Meta uses authentication to protect its service’s endpoints against abusive usage. Post-processing access data to remove personally identifiable information is an approach they found too resource-intensive. An article was published recently explaining how Meta leveraged de-identified authentication to protect their services and their user’s privacy at the same time.
De-identified authentication is a privacy-friendly form of authentication because it is accomplished with anonymous credentials, i.e., without credential metadata that could be used to identify any particular user.
Meta used anonymous credentials to implement de-identified authentication in a highly available core service called Anonymous Credential Service (ACS), built on Meta’s container orchestration framework Twine.
Anonymous credentials work with de-identified authentication because the authentication process is divided into two phases (token issuance and de-identified authentication) after a setup phase.
Source: https://engineering.fb.com/2022/03/30/security/de-identified-authentication-at-scale/
The client first obtains the server’s public information during the setup phase, including its public keys.
The token issuance phase uses blind signatures. In the end, the client possesses a shared secret calculated from a token it created randomly and the server’s token signature. Because the signature is blind, the server has never seen the original token.
Authenticated requests are made with de-identified authentication. In these requests, the client sends the original token, the request payload and an HMAC of the payload with the shared secret. The server uses this information to verify that it validated the token during the issuance phase.
An essential requirement for the ACS service is token scope isolation, so tokens issued for one use case cannot be used in another use case. Such isolation is achieved by mandating a use case name in each ACS API request and having different server keys per use case.
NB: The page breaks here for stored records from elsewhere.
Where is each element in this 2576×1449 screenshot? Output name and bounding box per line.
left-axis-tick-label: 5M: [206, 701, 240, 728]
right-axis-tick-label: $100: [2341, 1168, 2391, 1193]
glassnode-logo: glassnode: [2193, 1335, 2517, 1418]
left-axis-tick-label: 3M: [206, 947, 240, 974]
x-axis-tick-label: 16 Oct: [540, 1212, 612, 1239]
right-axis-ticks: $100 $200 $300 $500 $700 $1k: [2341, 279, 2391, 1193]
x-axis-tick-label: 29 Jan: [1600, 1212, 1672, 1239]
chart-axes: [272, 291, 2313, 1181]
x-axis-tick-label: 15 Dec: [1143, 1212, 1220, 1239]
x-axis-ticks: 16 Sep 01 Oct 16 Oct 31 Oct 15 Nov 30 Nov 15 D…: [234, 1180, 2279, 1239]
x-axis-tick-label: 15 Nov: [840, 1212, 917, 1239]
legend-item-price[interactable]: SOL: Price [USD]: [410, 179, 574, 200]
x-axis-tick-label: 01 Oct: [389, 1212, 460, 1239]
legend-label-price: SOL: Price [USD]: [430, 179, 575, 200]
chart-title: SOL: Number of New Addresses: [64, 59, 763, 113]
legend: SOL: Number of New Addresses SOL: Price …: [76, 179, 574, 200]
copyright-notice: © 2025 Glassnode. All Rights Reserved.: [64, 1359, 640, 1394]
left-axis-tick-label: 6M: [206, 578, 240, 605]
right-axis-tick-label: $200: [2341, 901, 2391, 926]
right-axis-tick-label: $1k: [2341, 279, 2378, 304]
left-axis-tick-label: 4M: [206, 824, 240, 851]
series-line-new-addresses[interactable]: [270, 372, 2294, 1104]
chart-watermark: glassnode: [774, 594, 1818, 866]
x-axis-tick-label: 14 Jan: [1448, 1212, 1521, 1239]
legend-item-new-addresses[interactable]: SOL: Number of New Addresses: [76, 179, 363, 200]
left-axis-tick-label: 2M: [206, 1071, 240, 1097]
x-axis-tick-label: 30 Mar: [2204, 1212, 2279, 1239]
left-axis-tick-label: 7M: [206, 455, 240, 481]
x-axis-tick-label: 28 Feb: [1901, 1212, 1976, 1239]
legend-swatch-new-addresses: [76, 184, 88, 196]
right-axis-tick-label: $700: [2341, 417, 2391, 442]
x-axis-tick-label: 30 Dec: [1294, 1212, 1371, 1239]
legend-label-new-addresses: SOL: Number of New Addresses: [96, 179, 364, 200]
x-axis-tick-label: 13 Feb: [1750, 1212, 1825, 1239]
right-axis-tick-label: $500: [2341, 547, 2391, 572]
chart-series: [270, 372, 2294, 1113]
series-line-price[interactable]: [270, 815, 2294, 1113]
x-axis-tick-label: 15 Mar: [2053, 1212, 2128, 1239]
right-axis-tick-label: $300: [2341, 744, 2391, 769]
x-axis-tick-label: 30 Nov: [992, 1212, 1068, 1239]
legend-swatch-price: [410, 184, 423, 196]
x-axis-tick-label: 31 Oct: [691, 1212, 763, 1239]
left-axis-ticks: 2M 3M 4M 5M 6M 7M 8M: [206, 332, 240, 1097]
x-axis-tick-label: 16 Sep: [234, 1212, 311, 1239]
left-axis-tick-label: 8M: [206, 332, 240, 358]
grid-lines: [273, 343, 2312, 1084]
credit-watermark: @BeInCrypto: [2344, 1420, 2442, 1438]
Meta implemented three techniques to reduce the number of resources required by the ACS service.
The first was to allow limited reuse of previously issued tokens with use case-specific thresholds, thus reducing the number of token issuance calls made to ACS. The second involved ensuring that clients spread batched requests involving ACS randomly in time to avoid traffic spikes. These techniques minimised the use of computing resources.
The third technique had the ACS team eliminate the manual effort necessary to onboard new use cases by implementing a self-service onboarding portal to automate provisioning.
Meta leverages de-identified authentication to publish WhatsApp telemetry without collecting the user’s identity for such log requests. Another example of a use case using de-identified authentication at Meta is federated learning. This technique allows training a machine learning model while keeping sensitive data on client devices by having the devices share the model updates with the server instead of the raw data.
User privacy and de-identification are widespread concerns in the industry. Jean Yang, CEO of Akita Software, spoke at QCon 2019 about the operationalisation of privacy and compliance, mentioning de-identification.